Na Toca dos Leões
Na página 302 de seu novo livro, Na toca dos leões (Planeta) lançado semana passada, Fernando Morais narra um episódio aparentemente menor na saga da agência publicitária W/Brasil (fundada em 1986), uma das mais importantes do país, cuja história conta até ali: o sócio majoritário da empresa, Washington Olivetto, óbvio personagem principal do livro, desmarca, por conta de uma viagem, uma reunião de depoimentos ao autor. Era 8 de dezembro de 2001, um domingo. Mas o episódio estava para ser continuado por outro: na terça, na saída do trabalho, Olivetto seria abordado por homens vestidos com uniformes falsos da Polícia Federal, dando início aos 53 dias de cativeiro a que o publicitário foi submetido, num dos seqüestros mais longos e famosos já acontecidos no país.
O trecho, então, demarca claramente a cisão entre os dois livros que o volume único de quase 400 páginas de Na toca dos leões é, ambos a partir de dois casos síntese de dois mundos muito distantes: o primeiro é uma grande reportagem sobre a relação entre a publicidade, a cultura e a política no país, usando como paradigma uma de suas agências mais premiadas; o segundo, uma grande reportagem sobre a indústria do seqüestro, a partir do singular caso de Olivetto. O Brasil dual de Washington é explorado minuciosamente por Morais, que traz à tona não apenas uma coleção de revelações sobre as duas histórias, mas o poder de usá-las como sínteses.

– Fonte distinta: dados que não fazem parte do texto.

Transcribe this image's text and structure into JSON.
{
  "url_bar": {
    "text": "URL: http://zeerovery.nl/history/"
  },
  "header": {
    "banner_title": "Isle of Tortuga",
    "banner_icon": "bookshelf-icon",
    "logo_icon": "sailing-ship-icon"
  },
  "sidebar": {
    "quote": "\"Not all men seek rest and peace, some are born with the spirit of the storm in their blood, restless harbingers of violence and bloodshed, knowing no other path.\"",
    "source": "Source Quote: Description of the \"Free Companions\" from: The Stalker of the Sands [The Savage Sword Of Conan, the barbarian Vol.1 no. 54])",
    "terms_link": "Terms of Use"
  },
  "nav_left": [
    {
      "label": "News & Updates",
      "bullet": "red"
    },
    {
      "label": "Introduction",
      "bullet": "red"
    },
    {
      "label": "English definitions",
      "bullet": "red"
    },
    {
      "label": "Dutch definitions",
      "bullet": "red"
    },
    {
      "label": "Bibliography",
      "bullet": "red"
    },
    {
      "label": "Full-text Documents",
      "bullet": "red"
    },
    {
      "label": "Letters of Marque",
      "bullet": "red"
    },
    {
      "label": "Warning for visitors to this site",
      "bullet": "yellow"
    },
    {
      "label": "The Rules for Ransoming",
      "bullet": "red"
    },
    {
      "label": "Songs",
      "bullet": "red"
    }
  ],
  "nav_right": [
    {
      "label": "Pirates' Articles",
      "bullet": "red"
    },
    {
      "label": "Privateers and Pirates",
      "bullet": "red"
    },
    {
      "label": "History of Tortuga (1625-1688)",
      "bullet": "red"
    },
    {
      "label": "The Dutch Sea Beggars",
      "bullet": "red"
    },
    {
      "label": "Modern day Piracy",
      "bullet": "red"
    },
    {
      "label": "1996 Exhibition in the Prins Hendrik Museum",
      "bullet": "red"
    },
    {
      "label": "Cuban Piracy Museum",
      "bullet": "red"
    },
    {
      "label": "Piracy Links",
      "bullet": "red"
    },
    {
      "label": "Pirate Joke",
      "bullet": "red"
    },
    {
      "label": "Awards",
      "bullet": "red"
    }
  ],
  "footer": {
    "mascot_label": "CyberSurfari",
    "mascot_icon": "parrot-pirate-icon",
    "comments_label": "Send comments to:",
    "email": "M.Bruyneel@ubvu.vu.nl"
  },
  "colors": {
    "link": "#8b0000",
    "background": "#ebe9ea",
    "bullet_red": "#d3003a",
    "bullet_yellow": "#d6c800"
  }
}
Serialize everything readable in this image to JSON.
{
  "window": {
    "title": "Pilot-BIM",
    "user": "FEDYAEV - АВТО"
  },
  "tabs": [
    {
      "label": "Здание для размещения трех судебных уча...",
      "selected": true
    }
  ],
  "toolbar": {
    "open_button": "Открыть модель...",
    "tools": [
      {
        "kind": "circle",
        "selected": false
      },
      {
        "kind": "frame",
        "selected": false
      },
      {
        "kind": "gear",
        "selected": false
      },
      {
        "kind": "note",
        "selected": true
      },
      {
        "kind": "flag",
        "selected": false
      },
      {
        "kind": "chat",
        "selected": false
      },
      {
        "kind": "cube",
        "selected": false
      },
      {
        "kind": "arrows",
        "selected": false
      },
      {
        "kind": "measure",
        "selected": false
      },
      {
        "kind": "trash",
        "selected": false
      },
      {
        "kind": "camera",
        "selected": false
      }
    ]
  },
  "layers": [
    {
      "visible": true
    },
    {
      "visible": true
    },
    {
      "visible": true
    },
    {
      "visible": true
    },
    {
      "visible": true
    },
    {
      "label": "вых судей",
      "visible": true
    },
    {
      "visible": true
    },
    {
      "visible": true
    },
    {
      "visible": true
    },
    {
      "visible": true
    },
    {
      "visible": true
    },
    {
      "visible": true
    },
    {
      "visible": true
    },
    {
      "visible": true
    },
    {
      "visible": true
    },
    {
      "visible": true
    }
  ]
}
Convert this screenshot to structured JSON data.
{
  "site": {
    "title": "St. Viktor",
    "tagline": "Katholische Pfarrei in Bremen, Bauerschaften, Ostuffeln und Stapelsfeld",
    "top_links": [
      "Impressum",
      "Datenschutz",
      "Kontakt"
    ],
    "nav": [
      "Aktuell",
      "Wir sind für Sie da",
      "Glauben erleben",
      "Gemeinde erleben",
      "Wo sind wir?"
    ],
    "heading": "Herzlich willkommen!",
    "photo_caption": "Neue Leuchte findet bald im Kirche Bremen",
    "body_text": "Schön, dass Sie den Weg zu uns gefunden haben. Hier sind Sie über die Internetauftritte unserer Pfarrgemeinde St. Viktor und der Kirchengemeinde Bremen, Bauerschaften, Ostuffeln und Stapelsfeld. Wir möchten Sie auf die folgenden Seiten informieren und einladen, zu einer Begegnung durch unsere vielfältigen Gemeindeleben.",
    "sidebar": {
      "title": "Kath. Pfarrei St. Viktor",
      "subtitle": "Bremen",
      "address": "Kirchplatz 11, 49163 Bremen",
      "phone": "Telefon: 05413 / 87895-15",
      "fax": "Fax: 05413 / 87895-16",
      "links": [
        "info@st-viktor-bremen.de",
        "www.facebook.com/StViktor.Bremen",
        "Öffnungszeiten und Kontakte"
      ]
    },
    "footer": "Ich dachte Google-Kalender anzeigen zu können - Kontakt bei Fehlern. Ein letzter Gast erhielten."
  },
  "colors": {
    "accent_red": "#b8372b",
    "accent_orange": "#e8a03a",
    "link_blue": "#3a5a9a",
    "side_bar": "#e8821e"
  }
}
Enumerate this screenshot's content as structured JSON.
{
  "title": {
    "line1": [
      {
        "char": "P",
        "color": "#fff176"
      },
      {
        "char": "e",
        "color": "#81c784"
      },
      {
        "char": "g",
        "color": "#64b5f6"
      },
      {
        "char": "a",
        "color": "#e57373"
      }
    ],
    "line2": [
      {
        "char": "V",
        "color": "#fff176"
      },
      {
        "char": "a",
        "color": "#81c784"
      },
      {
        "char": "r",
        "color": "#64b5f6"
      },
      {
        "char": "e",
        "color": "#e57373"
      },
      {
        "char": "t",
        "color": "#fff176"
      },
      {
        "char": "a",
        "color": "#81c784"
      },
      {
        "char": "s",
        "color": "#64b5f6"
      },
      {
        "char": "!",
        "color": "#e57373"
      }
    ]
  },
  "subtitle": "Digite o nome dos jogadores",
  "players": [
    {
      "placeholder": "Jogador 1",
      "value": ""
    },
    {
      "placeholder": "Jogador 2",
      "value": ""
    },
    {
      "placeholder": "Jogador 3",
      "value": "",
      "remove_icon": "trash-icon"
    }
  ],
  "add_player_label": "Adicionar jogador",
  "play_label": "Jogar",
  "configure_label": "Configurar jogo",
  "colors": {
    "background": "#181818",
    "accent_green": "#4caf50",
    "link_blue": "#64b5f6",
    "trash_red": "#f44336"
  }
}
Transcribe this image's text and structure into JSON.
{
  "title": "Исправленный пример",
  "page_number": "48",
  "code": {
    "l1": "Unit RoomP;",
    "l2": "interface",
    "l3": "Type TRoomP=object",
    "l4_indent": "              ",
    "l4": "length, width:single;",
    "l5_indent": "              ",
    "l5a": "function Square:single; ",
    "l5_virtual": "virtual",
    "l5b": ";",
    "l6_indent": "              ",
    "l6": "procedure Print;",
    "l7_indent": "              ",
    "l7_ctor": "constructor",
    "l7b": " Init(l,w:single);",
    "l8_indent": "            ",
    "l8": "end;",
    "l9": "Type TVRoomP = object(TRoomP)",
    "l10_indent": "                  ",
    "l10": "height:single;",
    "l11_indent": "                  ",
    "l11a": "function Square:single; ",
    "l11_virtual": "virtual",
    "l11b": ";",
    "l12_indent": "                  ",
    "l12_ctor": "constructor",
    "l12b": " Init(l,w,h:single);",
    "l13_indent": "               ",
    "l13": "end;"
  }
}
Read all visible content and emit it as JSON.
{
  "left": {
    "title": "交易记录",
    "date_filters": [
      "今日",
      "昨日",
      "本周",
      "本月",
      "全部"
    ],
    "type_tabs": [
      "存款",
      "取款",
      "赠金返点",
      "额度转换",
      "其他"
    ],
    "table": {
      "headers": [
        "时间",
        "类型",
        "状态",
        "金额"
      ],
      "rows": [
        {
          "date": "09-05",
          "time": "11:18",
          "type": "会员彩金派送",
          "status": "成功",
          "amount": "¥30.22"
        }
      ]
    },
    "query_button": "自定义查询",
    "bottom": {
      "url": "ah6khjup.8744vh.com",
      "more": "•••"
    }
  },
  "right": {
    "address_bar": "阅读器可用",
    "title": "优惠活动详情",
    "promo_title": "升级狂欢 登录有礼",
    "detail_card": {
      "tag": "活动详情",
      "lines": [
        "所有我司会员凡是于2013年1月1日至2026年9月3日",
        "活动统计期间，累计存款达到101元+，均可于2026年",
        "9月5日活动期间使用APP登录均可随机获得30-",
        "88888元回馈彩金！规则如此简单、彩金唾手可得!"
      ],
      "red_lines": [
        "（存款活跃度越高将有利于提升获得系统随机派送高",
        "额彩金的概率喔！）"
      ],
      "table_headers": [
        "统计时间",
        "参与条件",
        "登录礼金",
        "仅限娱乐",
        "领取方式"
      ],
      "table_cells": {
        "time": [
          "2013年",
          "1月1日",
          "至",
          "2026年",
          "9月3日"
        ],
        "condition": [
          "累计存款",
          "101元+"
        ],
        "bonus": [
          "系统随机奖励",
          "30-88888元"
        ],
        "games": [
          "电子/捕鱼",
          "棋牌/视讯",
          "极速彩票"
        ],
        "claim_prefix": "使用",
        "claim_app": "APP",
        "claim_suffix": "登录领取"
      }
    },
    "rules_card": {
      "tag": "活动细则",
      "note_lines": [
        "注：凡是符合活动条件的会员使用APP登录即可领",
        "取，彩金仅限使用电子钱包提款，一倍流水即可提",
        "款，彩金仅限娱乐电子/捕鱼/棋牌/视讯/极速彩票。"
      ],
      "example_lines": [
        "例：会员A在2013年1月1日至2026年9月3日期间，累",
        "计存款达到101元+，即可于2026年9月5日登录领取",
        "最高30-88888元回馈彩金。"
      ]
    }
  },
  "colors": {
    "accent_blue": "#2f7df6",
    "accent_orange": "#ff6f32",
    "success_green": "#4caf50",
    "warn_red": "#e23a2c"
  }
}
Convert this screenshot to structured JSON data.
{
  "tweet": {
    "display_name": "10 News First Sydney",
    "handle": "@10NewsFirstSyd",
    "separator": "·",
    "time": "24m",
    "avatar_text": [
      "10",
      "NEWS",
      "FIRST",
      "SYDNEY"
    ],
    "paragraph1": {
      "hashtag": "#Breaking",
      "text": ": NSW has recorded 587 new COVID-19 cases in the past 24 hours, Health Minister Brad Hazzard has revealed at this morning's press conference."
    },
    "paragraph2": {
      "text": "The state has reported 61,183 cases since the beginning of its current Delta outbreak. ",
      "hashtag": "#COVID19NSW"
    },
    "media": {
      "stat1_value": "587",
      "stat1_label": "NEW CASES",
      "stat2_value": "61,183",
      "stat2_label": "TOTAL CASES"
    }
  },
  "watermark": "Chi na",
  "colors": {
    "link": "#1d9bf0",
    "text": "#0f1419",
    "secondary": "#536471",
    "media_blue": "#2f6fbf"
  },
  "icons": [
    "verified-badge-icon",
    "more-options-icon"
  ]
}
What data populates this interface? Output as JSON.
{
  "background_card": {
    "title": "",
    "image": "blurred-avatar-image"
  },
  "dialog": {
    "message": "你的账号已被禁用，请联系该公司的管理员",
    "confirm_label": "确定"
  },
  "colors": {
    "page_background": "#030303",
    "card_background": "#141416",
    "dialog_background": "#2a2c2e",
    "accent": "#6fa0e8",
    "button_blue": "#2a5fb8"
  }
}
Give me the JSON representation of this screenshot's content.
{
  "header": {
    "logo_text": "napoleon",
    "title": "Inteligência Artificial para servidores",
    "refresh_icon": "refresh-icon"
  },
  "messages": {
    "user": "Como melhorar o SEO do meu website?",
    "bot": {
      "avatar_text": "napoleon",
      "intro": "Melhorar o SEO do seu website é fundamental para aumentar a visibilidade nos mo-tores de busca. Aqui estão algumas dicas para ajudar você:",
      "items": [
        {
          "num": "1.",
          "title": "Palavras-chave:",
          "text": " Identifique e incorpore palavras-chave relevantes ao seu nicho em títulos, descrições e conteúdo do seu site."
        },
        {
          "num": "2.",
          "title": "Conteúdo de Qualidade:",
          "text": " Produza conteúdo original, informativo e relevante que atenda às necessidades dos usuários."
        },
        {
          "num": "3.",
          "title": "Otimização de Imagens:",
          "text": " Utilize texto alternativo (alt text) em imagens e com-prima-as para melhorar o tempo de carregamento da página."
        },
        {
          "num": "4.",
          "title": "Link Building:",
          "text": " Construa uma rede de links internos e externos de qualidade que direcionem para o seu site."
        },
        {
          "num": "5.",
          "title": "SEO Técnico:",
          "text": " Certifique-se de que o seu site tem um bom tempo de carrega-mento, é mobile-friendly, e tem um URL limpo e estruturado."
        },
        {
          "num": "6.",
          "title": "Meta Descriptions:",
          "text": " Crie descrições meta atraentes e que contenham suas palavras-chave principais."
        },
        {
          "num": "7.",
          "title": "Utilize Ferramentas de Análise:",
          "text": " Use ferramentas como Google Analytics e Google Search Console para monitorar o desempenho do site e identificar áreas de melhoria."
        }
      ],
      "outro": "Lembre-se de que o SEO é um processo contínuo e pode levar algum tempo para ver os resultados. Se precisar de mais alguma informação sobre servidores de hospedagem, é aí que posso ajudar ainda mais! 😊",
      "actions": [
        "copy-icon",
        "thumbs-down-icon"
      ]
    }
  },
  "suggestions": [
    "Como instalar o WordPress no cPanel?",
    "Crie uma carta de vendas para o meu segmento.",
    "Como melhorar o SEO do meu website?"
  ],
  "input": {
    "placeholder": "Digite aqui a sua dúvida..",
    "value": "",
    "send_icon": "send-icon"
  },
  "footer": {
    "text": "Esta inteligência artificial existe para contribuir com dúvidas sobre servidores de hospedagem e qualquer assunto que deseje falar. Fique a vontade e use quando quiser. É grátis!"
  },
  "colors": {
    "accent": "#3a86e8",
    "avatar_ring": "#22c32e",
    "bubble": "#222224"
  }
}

– Em geral tenho a preocupação, já na escolha do tema ou do personagem, que eles me permitam contar mais do que casos, mas mostrar as circunstâncias. Chatô, por exemplo, é uma história da relação da imprensa com o poder no século passado. Não era o caso fazer um livro sobre a W/Brasil para distribuir para os clientes dela. O melhor a fazer era tomar a agência como emblema de um momento da comunicação de massa no Brasil – diz, ao telefone, acendendo um charuto, o mineiro Fernando Morais, 59 anos, um dos maiores autores de livros de reportagem do país, autor de obras importantíssimas, como A ilha, Olga, Chatô – O rei do Brasil e Corações sujos.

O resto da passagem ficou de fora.